Hmm. There are regulations on alcohol. It is illegal to drink or purchase it before a certain age (21 in most states). You have to show your ID to purchase. Cannot give to children. Most places, cannot drink in public or at work. You cannot drink and drive, both cars and a number of vehicles, even bicycles. I'm not going into all the laws and regulations say if you were caught drinking and driving, even before getting into an accident. A 12 year old can be taken to a shooting range and shoot a machine gun, while a 15 year old cannot have a glass of wine with their family.
I think the main thing to remember, is that totally banning guns, as totally banning alcohol is not feasible. But it is entirely feasible to have enforced restrictions on the use of that item. I think perfect is the enemy of good in this situation. In the same way, less restrictions are on some drugs, while thers is an outright ban on other drugs which are harmful and have no medical benefit. In the same way some types of guns can be legal and restricted, while other types of weapons are banned and not allowed for consumer use.
Partgypsy, thanks for your response. You bring up several different situations, where alcohol is regulated, all of which were captured by my initial post on the comparison. The only thing I failed to mention was having an ID to verify age. However, they all can be captured by the three categories of age, public drunkenness, and drunk driving. On age, we're paralleled with guns at least partially. There are age restrictions for both alcohol and guns (although, as you mentioned, guns can be done with supervision while younger). Still, I feel it is a rough comparison. For public drunkenness, you've already abused it, so that's different than a restriction before any wrong has been done. For drunk driving, the same. It's not causing the accident that's the root of the issue. The root is being drunk and driving (the wrong).
So overall, for alcohol, we have only three types of restrictions. One based on age - the only one without any probable cause, and the other two based on actually doing something wrong.

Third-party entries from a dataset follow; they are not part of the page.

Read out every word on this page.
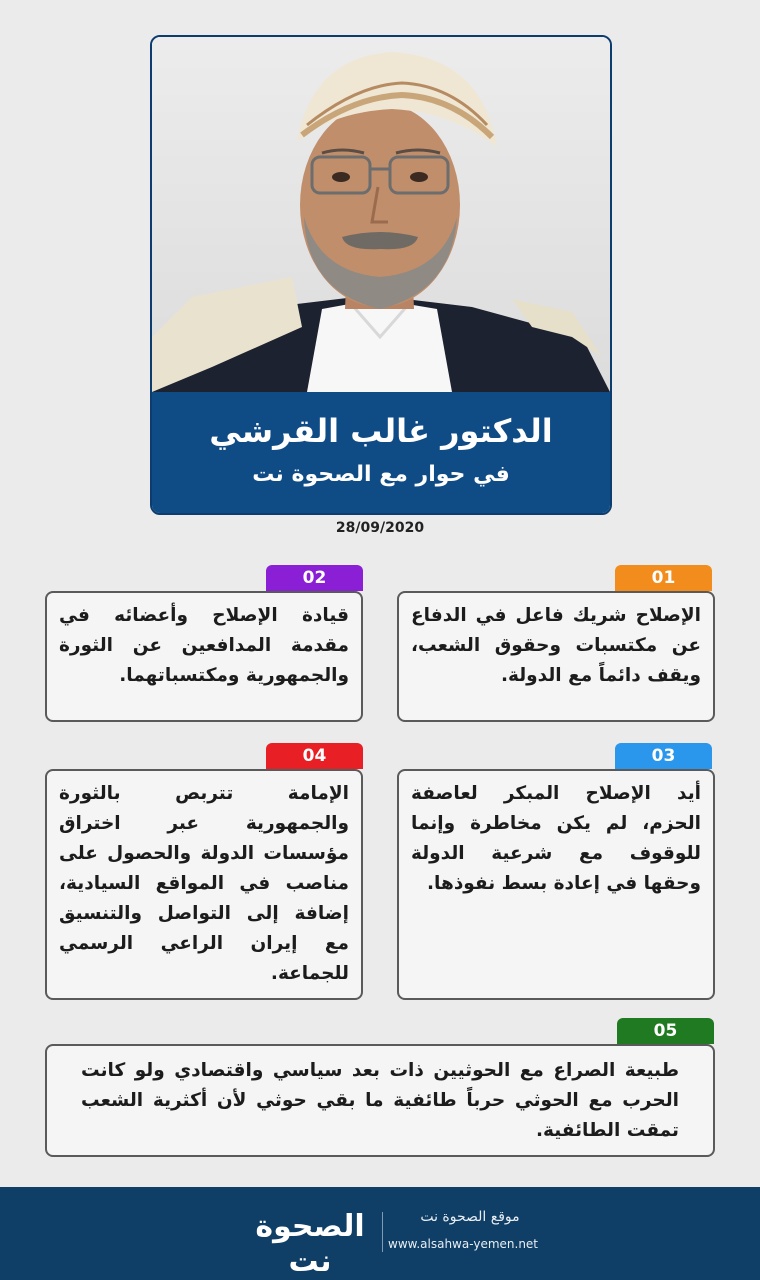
الدكتور غالب القرشي
في حوار مع الصحوة نت
28/09/2020
01

الإصلاح شريك فاعل في الدفاع عن مكتسبات وحقوق الشعب، ويقف دائماً مع الدولة.

02

قيادة الإصلاح وأعضائه في مقدمة المدافعين عن الثورة والجمهورية ومكتسباتهما.

03

أيد الإصلاح المبكر لعاصفة الحزم، لم يكن مخاطرة وإنما للوقوف مع شرعية الدولة وحقها في إعادة بسط نفوذها.

04

الإمامة تتربص بالثورة والجمهورية عبر اختراق مؤسسات الدولة والحصول على مناصب في المواقع السيادية، إضافة إلى التواصل والتنسيق مع إيران الراعي الرسمي للجماعة.

05

طبيعة الصراع مع الحوثيين ذات بعد سياسي واقتصادي ولو كانت الحرب مع الحوثي حرباً طائفية ما بقي حوثي لأن أكثرية الشعب تمقت الطائفية.

الصحوة نت
موقع الصحوة نت
www.alsahwa-yemen.net
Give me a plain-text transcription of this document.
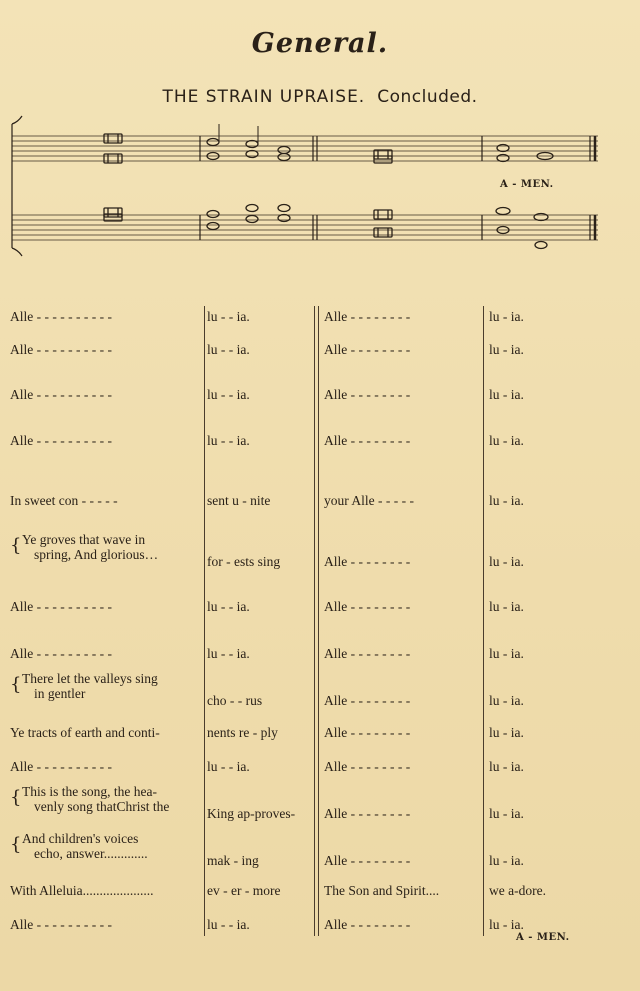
General.
THE STRAIN UPRAISE. Concluded.
A - MEN.
Alle - - - - - - - - - -	lu - - ia.	Alle - - - - - - - -	lu - ia.
Alle - - - - - - - - - -	lu - - ia.	Alle - - - - - - - -	lu - ia.
Alle - - - - - - - - - -	lu - - ia.	Alle - - - - - - - -	lu - ia.
Alle - - - - - - - - - -	lu - - ia.	Alle - - - - - - - -	lu - ia.
In sweet con - - - - -	sent u - nite	your Alle - - - - -	lu - ia.
{ Ye groves that wave in
spring, And glorious…	for - ests sing	Alle - - - - - - - -	lu - ia.
Alle - - - - - - - - - -	lu - - ia.	Alle - - - - - - - -	lu - ia.
Alle - - - - - - - - - -	lu - - ia.	Alle - - - - - - - -	lu - ia.
{ There let the valleys sing
in gentler	cho - - rus	Alle - - - - - - - -	lu - ia.
Ye tracts of earth and conti-	nents re - ply	Alle - - - - - - - -	lu - ia.
Alle - - - - - - - - - -	lu - - ia.	Alle - - - - - - - -	lu - ia.
{ This is the song, the hea-
venly song thatChrist the	King ap-proves-	Alle - - - - - - - -	lu - ia.
{ And children's voices
echo, answer.............	mak - ing	Alle - - - - - - - -	lu - ia.
With Alleluia.....................	ev - er - more	The Son and Spirit....	we a-dore.
Alle - - - - - - - - - -	lu - - ia.	Alle - - - - - - - -	lu - ia.
A - MEN.
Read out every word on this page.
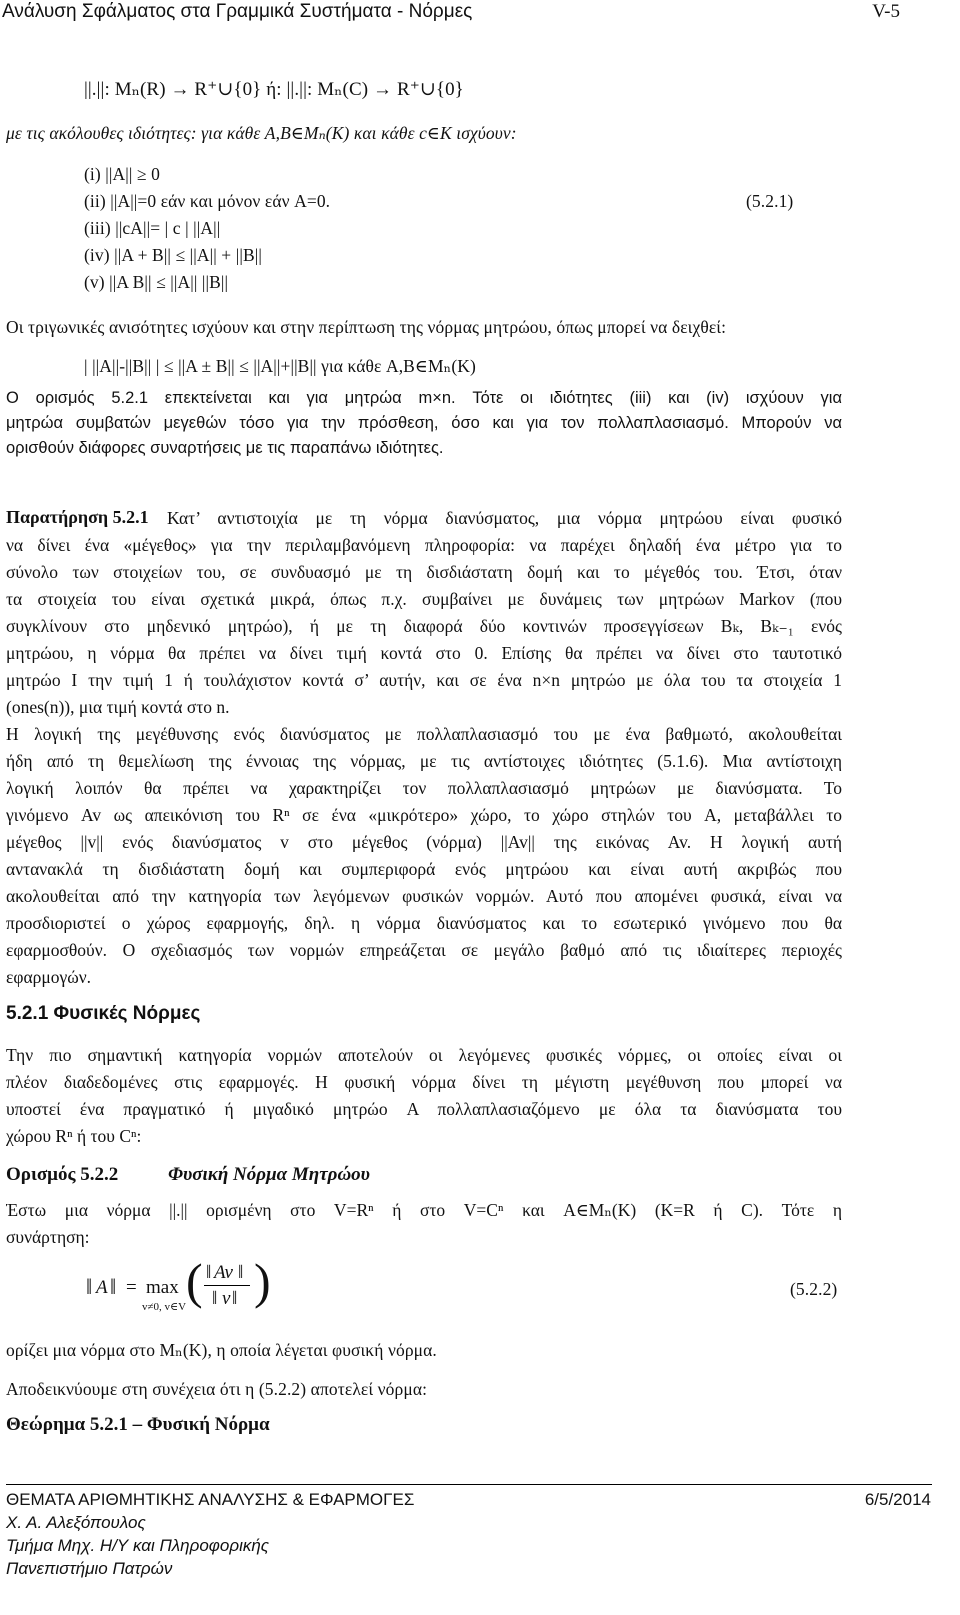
Ανάλυση Σφάλματος στα Γραμμικά Συστήματα - Νόρμες	V-5
||.||: Mₙ(R) → R⁺∪{0} ή: ||.||: Mₙ(C) → R⁺∪{0}
με τις ακόλουθες ιδιότητες: για κάθε A,B∈Mₙ(K) και κάθε c∈K ισχύουν:
(i) ||A|| ≥ 0
(ii) ||A||=0 εάν και μόνον εάν A=0.	(5.2.1)
(iii) ||cA||= | c | ||A||
(iv) ||A + B|| ≤ ||A|| + ||B||
(v) ||A B|| ≤ ||A|| ||B||
Οι τριγωνικές ανισότητες ισχύουν και στην περίπτωση της νόρμας μητρώου, όπως μπορεί να δειχθεί:
| ||A||-||B|| | ≤ ||A ± B|| ≤ ||A||+||B|| για κάθε A,B∈Mₙ(K)
Ο ορισμός 5.2.1 επεκτείνεται και για μητρώα m×n. Τότε οι ιδιότητες (iii) και (iv) ισχύουν για
μητρώα συμβατών μεγεθών τόσο για την πρόσθεση, όσο και για τον πολλαπλασιασμό. Μπορούν να
ορισθούν διάφορες συναρτήσεις με τις παραπάνω ιδιότητες.
Παρατήρηση 5.2.1 Κατ’ αντιστοιχία με τη νόρμα διανύσματος, μια νόρμα μητρώου είναι φυσικό
να δίνει ένα «μέγεθος» για την περιλαμβανόμενη πληροφορία: να παρέχει δηλαδή ένα μέτρο για το
σύνολο των στοιχείων του, σε συνδυασμό με τη δισδιάστατη δομή και το μέγεθός του. Έτσι, όταν
τα στοιχεία του είναι σχετικά μικρά, όπως π.χ. συμβαίνει με δυνάμεις των μητρώων Markov (που
συγκλίνουν στο μηδενικό μητρώο), ή με τη διαφορά δύο κοντινών προσεγγίσεων Bₖ, Bₖ₋₁ ενός
μητρώου, η νόρμα θα πρέπει να δίνει τιμή κοντά στο 0. Επίσης θα πρέπει να δίνει στο ταυτοτικό
μητρώο I την τιμή 1 ή τουλάχιστον κοντά σ’ αυτήν, και σε ένα n×n μητρώο με όλα του τα στοιχεία 1
(ones(n)), μια τιμή κοντά στο n.
Η λογική της μεγέθυνσης ενός διανύσματος με πολλαπλασιασμό του με ένα βαθμωτό, ακολουθείται
ήδη από τη θεμελίωση της έννοιας της νόρμας, με τις αντίστοιχες ιδιότητες (5.1.6). Μια αντίστοιχη
λογική λοιπόν θα πρέπει να χαρακτηρίζει τον πολλαπλασιασμό μητρώων με διανύσματα. Το
γινόμενο Av ως απεικόνιση του Rⁿ σε ένα «μικρότερο» χώρο, το χώρο στηλών του A, μεταβάλλει το
μέγεθος ||v|| ενός διανύσματος v στο μέγεθος (νόρμα) ||Av|| της εικόνας Av. Η λογική αυτή
αντανακλά τη δισδιάστατη δομή και συμπεριφορά ενός μητρώου και είναι αυτή ακριβώς που
ακολουθείται από την κατηγορία των λεγόμενων φυσικών νορμών. Αυτό που απομένει φυσικά, είναι να
προσδιοριστεί ο χώρος εφαρμογής, δηλ. η νόρμα διανύσματος και το εσωτερικό γινόμενο που θα
εφαρμοσθούν. Ο σχεδιασμός των νορμών επηρεάζεται σε μεγάλο βαθμό από τις ιδιαίτερες περιοχές
εφαρμογών.
5.2.1 Φυσικές Νόρμες
Την πιο σημαντική κατηγορία νορμών αποτελούν οι λεγόμενες φυσικές νόρμες, οι οποίες είναι οι
πλέον διαδεδομένες στις εφαρμογές. Η φυσική νόρμα δίνει τη μέγιστη μεγέθυνση που μπορεί να
υποστεί ένα πραγματικό ή μιγαδικό μητρώο A πολλαπλασιαζόμενο με όλα τα διανύσματα του
χώρου Rⁿ ή του Cⁿ:
Ορισμός 5.2.2	Φυσική Νόρμα Μητρώου
Έστω μια νόρμα ||.|| ορισμένη στο V=Rⁿ ή στο V=Cⁿ και A∈Mₙ(K) (K=R ή C). Τότε η
συνάρτηση:
‖ A ‖ = max
v≠0, v∈V ( ‖ Av ‖
‖ v ‖ )	(5.2.2)
ορίζει μια νόρμα στο Mₙ(K), η οποία λέγεται φυσική νόρμα.
Αποδεικνύουμε στη συνέχεια ότι η (5.2.2) αποτελεί νόρμα:
Θεώρημα 5.2.1 – Φυσική Νόρμα
ΘΕΜΑΤΑ ΑΡΙΘΜΗΤΙΚΗΣ ΑΝΑΛΥΣΗΣ & ΕΦΑΡΜΟΓΕΣ	6/5/2014
Χ. Α. Αλεξόπουλος
Τμήμα Μηχ. Η/Υ και Πληροφορικής
Πανεπιστήμιο Πατρών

The point I'm trying to make here is that the regulations on alcohol and guns are completely different. If regulations on alcohol were the same as what are on guns or certainly if they are like the regulations proposed by almost every gun control proponent here, then there would be regulations like the following:
Why are you buying so much alcohol at once? Do you really need a bottle of gin, whiskey, and tequila? Why are you buying higher proof alcohol? No one has need for that except to get totally drunk, which is dangerous. These would be done before you have even done anything wrong. Just an "in general", you can't need more than one six pack at a time or the like.
Beyond this, if you were ever abusive to someone while drunk or were ever to drink and drive, forget a breathalyzer on a car. You would be restricted from drinking period. These are comparable requirements. Both preemptively targeting people who buy a lot or certain types or whatever and a total restriction given certain circumstances, but of course, alcohol restrictions are nothing like this.
This is more than comparable, because, after all, removing the ability to drive after drunk driving is great and all, but it would only remove roughly 10k of the deaths due to alcohol (again, ~85k). While this would be a big proportion if we were talking about gun deaths (about 1/3 of the total including suicides), in the scope of alcohol it still leaves ~75k deaths a year, still over twice what is caused by all gun deaths. And yet, none of these restrictions are ever bandied about.
My goal is to post here because this is a group of much more intelligent people than the average message board. My hope is to convey the other side of the gun control equation with this analogy.
I would request that others either poke holes in my comparison or hopefully develop empathy for the side of gun supporters.
Guitarstv, accolay, milkshake, etc. propose many arguments for regulating guns. Are gun control supporters ready to do the same thing for alcohol? (again, not the only example of a difference in how freedoms are pitted against safety but an apt analogy IMO) If not, I say that the arguments are inconsistent. Guns are an easy thing to demonize and yet the data and analogy, again IMO, show that guns are hardly an isolated risk. We all have to decide how we balance freedoms against safety. I'd personally rather be in a place with more rights and more risks than the reverse, but if people want some other balance on the continuum, that's fine. I'd just like consistency with other things or feedback as to how my analogy is flawed.